La Guardia di Finanza di Bari sta eseguendo nelle province di Taranto, Bari, Milano, Monza-Brianza e Modena un decreto di perquisizione personale e locale emesso dalla Procura di Taranto nei confronti di 10 persone (amministratori, procuratori, dipendenti e collaboratori pro tempore di Acciaierie d’Italia, società, attualmente in amministrazione straordinaria che gestisce lo stabilimento ex Ilva di Taranto). Sono indagati per il reato di truffa allo Stato. Dalle indagini è emersa una “artificiosa manipolazione dei dati afferenti alle emissioni di CO2 riconducibili alle attività di AdI spa e poste in essere in epoca precedente la sottoposizione della società alla procedura di amministrazione straordinaria”, quest’ultima scattata lo scorso febbraio con la nomina dei commissari da parte del Mimit. La gestione precedente della società vedeva, invece, ArcelorMittal, multinazionale dell’acciaio, come socio di maggioranza di AdI, con Lucia Morselli amministratore delegato. Le indagini hanno consentito di rilevare, in relazione alla restituzione delle quote CO2 “consumate” nell’anno 2022 e all’assegnazione di quelle a titolo gratuito per l’anno 2023, varie irregolarità commesse da Acciaierie d’Italia. In particolare la società, secondo le indagini, avrebbe “attestato nel piano di monitoraggio e rendicontazione al Comitato ETS (Emission Trading System) falsi quantitativi di consumi di materie prime (fossile, gas, ecc.), di prodotti finiti e semilavorati e relative giacenze, così alterando i parametri di riferimento (“fattore di emissione” e “livello di attività”)”.
Avrebbe inoltre “dichiarato al registro EU ETS (Sistema Europeo di Scambio di Quote di Emissione) un numero di quote CO2 inferiore a quello effettivamente emesso, inducendo in errore il Comitato ministeriale, che si determinava ad assegnare gratuitamente allo stabilimento ex Ilva di Taranto, per l’anno 2023, un ammontare di quote superiore a quello effettivamente spettante”.
“Attraverso tali condotte – dichiara la GdF – gli indagati avrebbero procurato un ingiusto profitto per ADI S.p.A. consistito da un lato in un risparmio di spesa, realizzato con la restituzione allo Stato -e, nello specifico, al Comitato ministeriale- di quote CO2 inferiore a quello che la società avrebbe dovuto restituire; dall’altro nei maggiori ricavi determinati dal riconoscimento di quote di CO2 gratuite in misura eccedente con pari danno del mercato primario delle “aste pubbliche” dello Stato”.
“I riscontri investigativi in corso – precisa la Finanza – sono finalizzati a rinvenire ulteriori elementi probatori utili al prosieguo delle indagini, con particolare riferimento alla documentazione amministrativa e contabile funzionale alla puntuale ricostruzione delle procedure in esame, nonché all’esatta quantificazione delle quote effettivamente”. Il sistema europeo in questione prevede lo “Scambio di Quote di Emissione (EU ETS)”. E’ istituito dalla Direttiva 2003/87/CE
(Direttiva ETS) che costituisce il principale strumento adottato dall’Unione Europea per ridurre le emissioni di gas a effetto serra nei settori energivori a seguito della sottoscrizione del Protocollo di Kyoto.
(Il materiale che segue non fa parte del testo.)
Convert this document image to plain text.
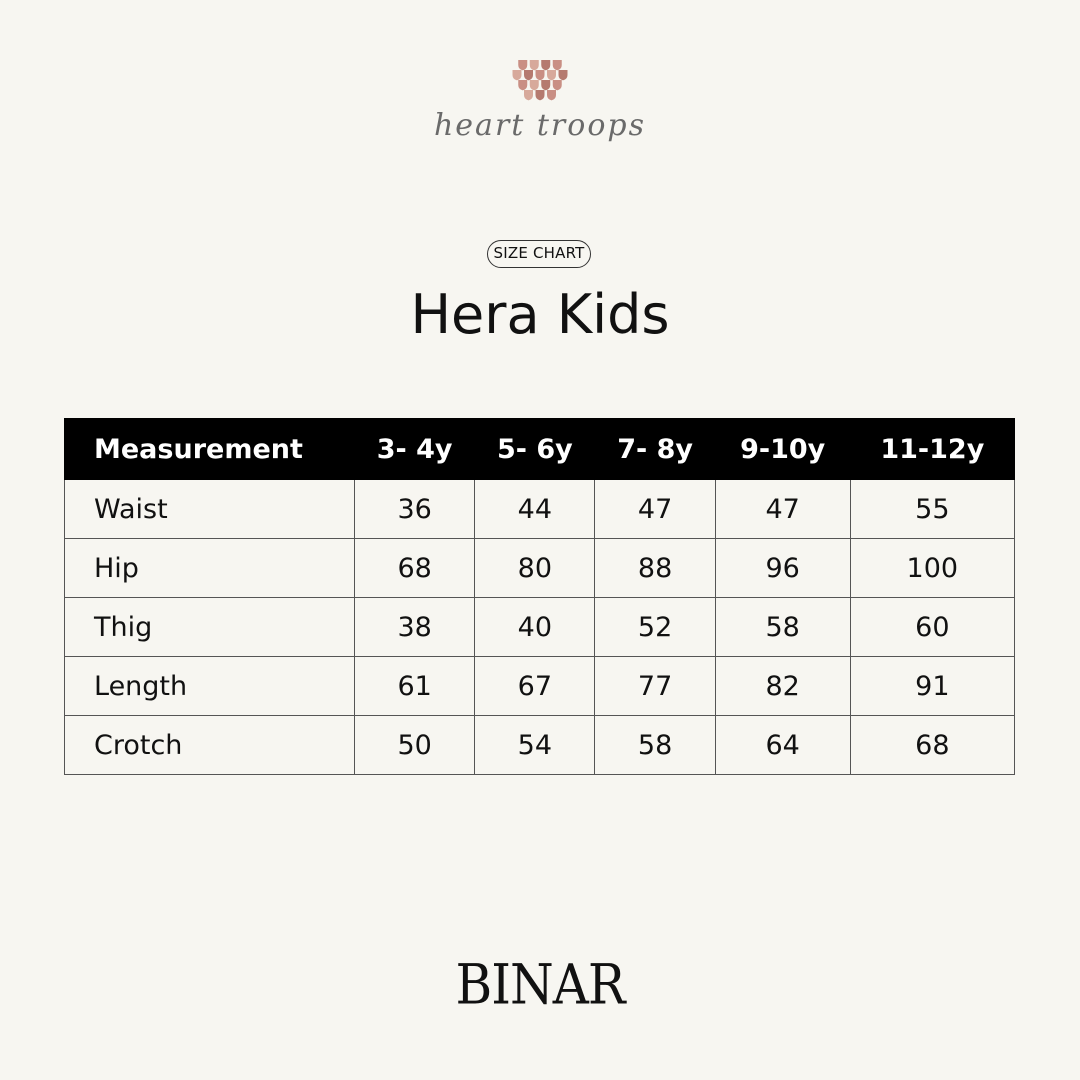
heart troops
SIZE CHART
Hera Kids
Measurement	3- 4y	5- 6y	7- 8y	9-10y	11-12y
Waist	36	44	47	47	55
Hip	68	80	88	96	100
Thig	38	40	52	58	60
Length	61	67	77	82	91
Crotch	50	54	58	64	68
BINAR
Il sistema, si rileva, si basa essenzialmente su un meccanismo di capotrade che fissa un tetto massimo al livello complessivo delle emissioni consentite a tutti i soggetti vincolati, permettendo ai partecipanti di acquistare e vendere sul mercato diritti a emettere CO2 (quote) secondo le loro necessità nel rispetto del limite stabilito. Il meccanismo ha lo scopo di mantenere alti i prezzi dei titoli per disincentivare la domanda e, pertanto, indurre le imprese europee ad inquinare meno.